Script Perfect

Aug 13, 2016

Tony Ervin wins gold at age 35, 16 years after the first one… Also – Maya Dirado is the old school throw-back as the ultimate ‘amateur’ champion; Katie Ledecky is the greatest athlete in all of Rio; and Bolles Nation rules again, with Joseph Schooling’s gold for Singapore over a trio of legends in the 100 fly… Notes on an all-time night of Olympic swimming… 

Your twenties are supposed to be your prime, in sports anyway. Tony Ervin has competed in three Olympics, but none of them in his twenties. At age 19, he tied Gary Hall, Jr. for gold in the 50 free in Sydney. Then, as lore has it, he disappeared. He didn’t really. That’s when I met him, in those dark forgotten years full of rock n’ roll and booze and… well, inspiration. It was when Tony figured out what he loved about swimming in the first place, by teaching kids to swim in New York City.

He found himself and he rediscovered that monstrous dormant talent, a talent that has never been surpassed when it comes to swimming one lap of a pool faster than anyone else. In Rio that monster gift was awakened as never before. He’s the Olympic champion again in the 50. As a teenager he was the fastest man on earth through water. At age 35, he is again: The fastest human on the planet moving through earth’s most abundant surface.

Goddamn right.

It’s personal. We couldn’t be prouder of him. Tony is our Ambassador. By ‘we’ I mean Imagine Swimming, our swim school where Tony taught for a time in those ‘dark years’ that maybe weren’t so dark after all. Maybe they were the necessary night before the dawn.

When he left Imagine and New York to ‘comeback’ back in 2007 not many of us took it seriously. It was what burnt out lost champions do – they try to rediscover past glory, instead of moving on in an uncertain life full of empty options. Except Tony defied every cliché. He did rediscover it. He made the Team in London, he wrote a memoir about the journey, and then we expected him to roll on into the sunset with closure on a career aborted too soon. But he didn’t. He kept swimming, kept getting faster, and kept shrugging in the face of age and doubt.

Last year I thought he was done. You’d never tell a friend that, but we did, or at least I did. It had been an epic career, an incredible comeback, but as an Olympic year dawned my thinking was that he’d continue on through Omaha and probably place 4th or 5th at Trials.

A fine showing, a worthy way to bow out to the next generation.

Jesus, I did not expect this. Olympic Champion. 21.40. Lifetime best. Best swim of your life, now, after all that, in your mid 30s.

I haven’t finished digesting it. It’s a meal too rich. So perhaps on to the others in this most perfect night of Olympic swimming…

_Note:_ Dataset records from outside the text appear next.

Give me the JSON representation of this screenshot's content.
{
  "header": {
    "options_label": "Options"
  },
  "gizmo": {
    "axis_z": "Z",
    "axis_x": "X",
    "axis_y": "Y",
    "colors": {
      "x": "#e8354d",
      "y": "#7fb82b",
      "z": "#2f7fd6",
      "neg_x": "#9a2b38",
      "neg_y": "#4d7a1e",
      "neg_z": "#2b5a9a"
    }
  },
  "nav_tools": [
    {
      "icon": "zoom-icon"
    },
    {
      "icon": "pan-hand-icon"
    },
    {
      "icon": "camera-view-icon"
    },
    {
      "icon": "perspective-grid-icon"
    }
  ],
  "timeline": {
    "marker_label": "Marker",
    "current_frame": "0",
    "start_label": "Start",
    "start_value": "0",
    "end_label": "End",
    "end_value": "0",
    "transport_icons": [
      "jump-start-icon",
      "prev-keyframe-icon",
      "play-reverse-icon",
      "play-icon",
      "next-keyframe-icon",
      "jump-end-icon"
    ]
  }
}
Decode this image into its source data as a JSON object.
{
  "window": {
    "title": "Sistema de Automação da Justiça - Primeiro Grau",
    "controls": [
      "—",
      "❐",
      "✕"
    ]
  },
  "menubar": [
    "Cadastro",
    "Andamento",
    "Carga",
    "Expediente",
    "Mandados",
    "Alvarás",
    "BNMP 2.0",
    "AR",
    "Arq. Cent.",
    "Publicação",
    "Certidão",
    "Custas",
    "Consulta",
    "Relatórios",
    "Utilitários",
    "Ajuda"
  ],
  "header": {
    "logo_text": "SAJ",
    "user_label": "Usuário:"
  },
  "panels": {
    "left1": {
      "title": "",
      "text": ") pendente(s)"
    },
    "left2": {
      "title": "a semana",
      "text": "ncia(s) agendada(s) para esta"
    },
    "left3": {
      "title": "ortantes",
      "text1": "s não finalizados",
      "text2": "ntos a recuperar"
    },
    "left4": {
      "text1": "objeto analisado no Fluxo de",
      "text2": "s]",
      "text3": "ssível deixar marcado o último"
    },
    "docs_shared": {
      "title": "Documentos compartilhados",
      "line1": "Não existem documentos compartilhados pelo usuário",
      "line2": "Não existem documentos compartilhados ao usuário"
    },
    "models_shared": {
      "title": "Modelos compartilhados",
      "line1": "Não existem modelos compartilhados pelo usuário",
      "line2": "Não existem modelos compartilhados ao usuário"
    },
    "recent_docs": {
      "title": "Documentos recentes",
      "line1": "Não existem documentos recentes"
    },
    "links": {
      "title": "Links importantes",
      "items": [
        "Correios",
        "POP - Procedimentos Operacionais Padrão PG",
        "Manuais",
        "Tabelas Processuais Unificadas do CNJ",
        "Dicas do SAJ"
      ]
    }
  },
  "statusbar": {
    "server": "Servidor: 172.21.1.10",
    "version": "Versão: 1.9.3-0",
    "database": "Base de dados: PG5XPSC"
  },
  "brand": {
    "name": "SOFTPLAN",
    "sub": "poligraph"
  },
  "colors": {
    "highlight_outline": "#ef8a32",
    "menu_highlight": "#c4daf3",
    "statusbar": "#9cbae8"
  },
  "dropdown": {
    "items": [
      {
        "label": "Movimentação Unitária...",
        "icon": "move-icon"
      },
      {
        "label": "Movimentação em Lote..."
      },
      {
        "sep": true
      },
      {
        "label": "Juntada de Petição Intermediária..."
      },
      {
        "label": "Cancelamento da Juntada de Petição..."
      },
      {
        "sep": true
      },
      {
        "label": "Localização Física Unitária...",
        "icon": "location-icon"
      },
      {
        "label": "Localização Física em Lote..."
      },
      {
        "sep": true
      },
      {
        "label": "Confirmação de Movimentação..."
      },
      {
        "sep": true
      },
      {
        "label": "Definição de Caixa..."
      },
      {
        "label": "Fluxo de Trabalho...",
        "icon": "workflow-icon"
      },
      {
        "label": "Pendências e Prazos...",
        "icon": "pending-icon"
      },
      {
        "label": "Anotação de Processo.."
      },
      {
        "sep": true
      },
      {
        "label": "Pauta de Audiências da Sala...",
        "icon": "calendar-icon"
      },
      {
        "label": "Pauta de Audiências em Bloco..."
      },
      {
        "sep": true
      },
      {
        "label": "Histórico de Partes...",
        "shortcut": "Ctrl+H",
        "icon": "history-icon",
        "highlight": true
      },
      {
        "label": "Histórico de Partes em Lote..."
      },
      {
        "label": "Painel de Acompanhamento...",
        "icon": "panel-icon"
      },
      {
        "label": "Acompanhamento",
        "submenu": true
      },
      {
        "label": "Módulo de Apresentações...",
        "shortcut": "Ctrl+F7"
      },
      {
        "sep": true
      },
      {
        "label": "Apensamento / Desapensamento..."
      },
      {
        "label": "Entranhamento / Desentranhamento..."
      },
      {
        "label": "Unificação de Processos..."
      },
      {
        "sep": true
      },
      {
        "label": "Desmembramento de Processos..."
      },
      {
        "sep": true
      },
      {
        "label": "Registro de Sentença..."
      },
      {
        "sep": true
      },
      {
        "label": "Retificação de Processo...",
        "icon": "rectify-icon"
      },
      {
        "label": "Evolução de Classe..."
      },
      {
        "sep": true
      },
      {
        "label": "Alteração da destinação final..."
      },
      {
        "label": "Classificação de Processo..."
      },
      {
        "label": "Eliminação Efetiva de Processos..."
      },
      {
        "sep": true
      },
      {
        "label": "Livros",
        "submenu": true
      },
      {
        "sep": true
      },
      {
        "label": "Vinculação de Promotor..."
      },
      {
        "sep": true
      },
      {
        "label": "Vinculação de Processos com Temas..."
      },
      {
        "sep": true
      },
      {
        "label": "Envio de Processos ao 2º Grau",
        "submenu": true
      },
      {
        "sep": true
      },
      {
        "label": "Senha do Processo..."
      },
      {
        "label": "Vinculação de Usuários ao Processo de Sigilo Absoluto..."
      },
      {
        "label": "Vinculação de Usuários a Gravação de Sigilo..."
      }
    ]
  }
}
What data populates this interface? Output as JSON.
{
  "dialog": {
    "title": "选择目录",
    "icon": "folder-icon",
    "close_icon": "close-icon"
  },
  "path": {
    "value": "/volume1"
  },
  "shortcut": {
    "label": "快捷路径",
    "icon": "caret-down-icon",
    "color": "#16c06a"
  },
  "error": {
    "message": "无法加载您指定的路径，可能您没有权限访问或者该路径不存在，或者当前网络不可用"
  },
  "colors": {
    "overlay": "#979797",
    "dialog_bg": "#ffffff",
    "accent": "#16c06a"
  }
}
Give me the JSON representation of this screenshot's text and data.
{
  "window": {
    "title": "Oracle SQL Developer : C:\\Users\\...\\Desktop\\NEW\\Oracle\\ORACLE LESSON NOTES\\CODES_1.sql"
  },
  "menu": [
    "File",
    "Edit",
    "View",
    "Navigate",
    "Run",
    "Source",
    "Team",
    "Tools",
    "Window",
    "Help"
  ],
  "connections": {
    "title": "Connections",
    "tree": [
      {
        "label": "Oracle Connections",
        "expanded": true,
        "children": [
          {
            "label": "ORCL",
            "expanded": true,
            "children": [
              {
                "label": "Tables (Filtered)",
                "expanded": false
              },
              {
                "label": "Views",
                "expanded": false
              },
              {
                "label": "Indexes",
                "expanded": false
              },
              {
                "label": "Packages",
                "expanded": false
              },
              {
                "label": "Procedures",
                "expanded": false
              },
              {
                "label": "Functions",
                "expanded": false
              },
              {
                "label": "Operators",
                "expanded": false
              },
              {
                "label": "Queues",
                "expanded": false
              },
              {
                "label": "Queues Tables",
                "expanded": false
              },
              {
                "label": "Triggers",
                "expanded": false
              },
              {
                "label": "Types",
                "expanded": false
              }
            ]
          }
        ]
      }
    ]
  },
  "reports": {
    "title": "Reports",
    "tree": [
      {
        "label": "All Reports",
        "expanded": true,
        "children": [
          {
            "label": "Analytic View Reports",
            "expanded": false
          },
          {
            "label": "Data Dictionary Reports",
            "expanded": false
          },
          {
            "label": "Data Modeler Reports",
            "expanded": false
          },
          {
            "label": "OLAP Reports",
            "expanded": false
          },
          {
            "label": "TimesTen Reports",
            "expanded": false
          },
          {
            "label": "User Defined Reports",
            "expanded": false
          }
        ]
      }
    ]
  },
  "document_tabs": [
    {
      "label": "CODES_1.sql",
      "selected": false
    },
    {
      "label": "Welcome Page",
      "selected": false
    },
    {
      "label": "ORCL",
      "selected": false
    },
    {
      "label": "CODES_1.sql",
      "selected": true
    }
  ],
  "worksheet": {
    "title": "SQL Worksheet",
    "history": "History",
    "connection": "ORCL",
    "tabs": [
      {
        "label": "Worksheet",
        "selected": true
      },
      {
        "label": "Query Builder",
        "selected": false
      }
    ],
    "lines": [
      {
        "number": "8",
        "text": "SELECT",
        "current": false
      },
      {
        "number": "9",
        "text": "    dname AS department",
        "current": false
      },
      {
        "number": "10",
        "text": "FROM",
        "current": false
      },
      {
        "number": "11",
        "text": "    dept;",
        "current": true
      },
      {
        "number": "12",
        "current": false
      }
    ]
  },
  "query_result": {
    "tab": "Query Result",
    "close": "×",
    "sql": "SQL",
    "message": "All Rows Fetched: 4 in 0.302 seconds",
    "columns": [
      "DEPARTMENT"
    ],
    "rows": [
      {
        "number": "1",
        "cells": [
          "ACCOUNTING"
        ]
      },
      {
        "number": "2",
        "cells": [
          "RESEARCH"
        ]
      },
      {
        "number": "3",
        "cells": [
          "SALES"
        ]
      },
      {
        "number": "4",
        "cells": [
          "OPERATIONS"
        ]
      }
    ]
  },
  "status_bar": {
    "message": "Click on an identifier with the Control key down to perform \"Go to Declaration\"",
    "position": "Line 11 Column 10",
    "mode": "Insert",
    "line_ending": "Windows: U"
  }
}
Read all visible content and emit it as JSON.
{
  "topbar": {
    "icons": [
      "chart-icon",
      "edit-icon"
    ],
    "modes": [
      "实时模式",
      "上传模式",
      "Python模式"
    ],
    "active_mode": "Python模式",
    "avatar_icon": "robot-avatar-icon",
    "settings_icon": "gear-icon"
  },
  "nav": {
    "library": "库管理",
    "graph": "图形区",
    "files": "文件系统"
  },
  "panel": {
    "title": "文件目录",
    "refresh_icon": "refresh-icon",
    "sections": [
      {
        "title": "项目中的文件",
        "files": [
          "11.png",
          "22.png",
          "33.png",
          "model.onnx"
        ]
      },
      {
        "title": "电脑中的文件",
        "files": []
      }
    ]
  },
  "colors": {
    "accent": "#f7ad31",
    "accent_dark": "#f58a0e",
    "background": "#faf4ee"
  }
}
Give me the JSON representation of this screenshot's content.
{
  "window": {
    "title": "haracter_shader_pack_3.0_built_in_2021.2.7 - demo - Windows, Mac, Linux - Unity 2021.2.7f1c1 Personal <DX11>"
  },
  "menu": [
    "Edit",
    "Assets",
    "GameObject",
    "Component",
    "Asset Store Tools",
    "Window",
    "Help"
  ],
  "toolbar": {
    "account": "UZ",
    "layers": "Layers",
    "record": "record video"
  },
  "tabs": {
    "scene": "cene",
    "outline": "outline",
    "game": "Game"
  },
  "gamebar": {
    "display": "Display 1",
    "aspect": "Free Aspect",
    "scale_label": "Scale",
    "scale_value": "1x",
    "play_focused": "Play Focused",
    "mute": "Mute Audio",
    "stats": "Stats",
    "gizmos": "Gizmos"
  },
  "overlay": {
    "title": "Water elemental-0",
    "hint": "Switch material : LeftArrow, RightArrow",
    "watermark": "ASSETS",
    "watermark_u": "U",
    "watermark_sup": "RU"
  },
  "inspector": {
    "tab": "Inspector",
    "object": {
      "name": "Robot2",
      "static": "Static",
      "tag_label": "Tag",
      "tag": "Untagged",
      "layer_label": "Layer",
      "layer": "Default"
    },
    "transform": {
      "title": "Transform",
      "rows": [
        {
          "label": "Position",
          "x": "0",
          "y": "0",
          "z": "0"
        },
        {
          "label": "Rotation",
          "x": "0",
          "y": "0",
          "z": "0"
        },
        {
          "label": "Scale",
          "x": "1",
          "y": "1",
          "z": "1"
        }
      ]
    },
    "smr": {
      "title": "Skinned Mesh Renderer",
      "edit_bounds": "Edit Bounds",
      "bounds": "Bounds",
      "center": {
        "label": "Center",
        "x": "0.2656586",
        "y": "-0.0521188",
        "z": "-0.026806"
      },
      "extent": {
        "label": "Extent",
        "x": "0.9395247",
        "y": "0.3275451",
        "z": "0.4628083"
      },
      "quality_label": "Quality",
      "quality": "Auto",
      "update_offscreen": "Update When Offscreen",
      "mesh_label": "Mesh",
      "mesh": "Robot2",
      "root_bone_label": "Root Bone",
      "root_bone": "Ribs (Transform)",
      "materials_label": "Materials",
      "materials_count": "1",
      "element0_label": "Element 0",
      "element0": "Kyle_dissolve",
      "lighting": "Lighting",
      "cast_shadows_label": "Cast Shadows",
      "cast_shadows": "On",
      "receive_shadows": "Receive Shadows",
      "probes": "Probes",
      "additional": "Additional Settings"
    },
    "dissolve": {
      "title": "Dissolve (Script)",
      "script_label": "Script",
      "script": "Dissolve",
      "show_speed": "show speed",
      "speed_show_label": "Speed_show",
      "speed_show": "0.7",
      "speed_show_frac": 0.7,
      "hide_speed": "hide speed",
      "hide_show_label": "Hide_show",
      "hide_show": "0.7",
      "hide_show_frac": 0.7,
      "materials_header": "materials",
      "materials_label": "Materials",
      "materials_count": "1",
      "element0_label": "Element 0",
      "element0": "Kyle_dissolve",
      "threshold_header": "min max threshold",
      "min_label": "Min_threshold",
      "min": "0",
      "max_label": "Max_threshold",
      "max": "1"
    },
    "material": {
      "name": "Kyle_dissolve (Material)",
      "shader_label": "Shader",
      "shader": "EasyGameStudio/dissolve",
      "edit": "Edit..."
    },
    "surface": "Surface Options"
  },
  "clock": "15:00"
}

Maya Dirado – thank you. Not just for beating you-know-who, but also for being the ultimate throw-back. In these hypocrisy ridden days of Olympism you took us back to something that’s hard to recognize: An athlete who competes purely for love of her sport, and then is ready to move on to the rest of life. You’re pretty much what the ancient (or at least early 20th century) founders had in mind – an athlete who competes clean and unburdened by life’s monetary madness ahead. Irony of ironies, I hope you are paid handsomely for that.

Katie Ledecky – no words. No, scratch that, I’ll try some. You’re the single best athlete in all of these 2016 Olympics. Simone Biles, ok, it’s close. You’re both the Queens. There is no one else at these Games that can hold a candle to you.

As for the men’s 100 fly, did anyone expect Phelps to lose? If you’ve been paying attention to the times beyond the hype you might have. Singapore’s Joseph Schooling has been a rising player for few years now and his game was peaking. Tonight he did Bolles Nation proud. He was Nesty-esque, taking down a trio of more famous champions and charging to gold not just by a touch but by a comfortable full-stroke margin – over not just Phelps, but South Africa’s tragic trash talker Chad Le Clos and Hungary’s tragic bridesmaid Laszlo Cseh.

The University of Texas will claim him, and that’s fine, he’s won plenty of NCAA titles for the Longhorns lately, just as Cal Berkeley will claim Ryan Murphy, but these two – along with Caelab Dressel and Canada’s Santo Condorelli – come from the same pre-college place: the Bolles School, in Jacksonville, Florida. There has never been a more proven prep school in the history of this sport.

There’s also never been a greater night of Olympic swimming.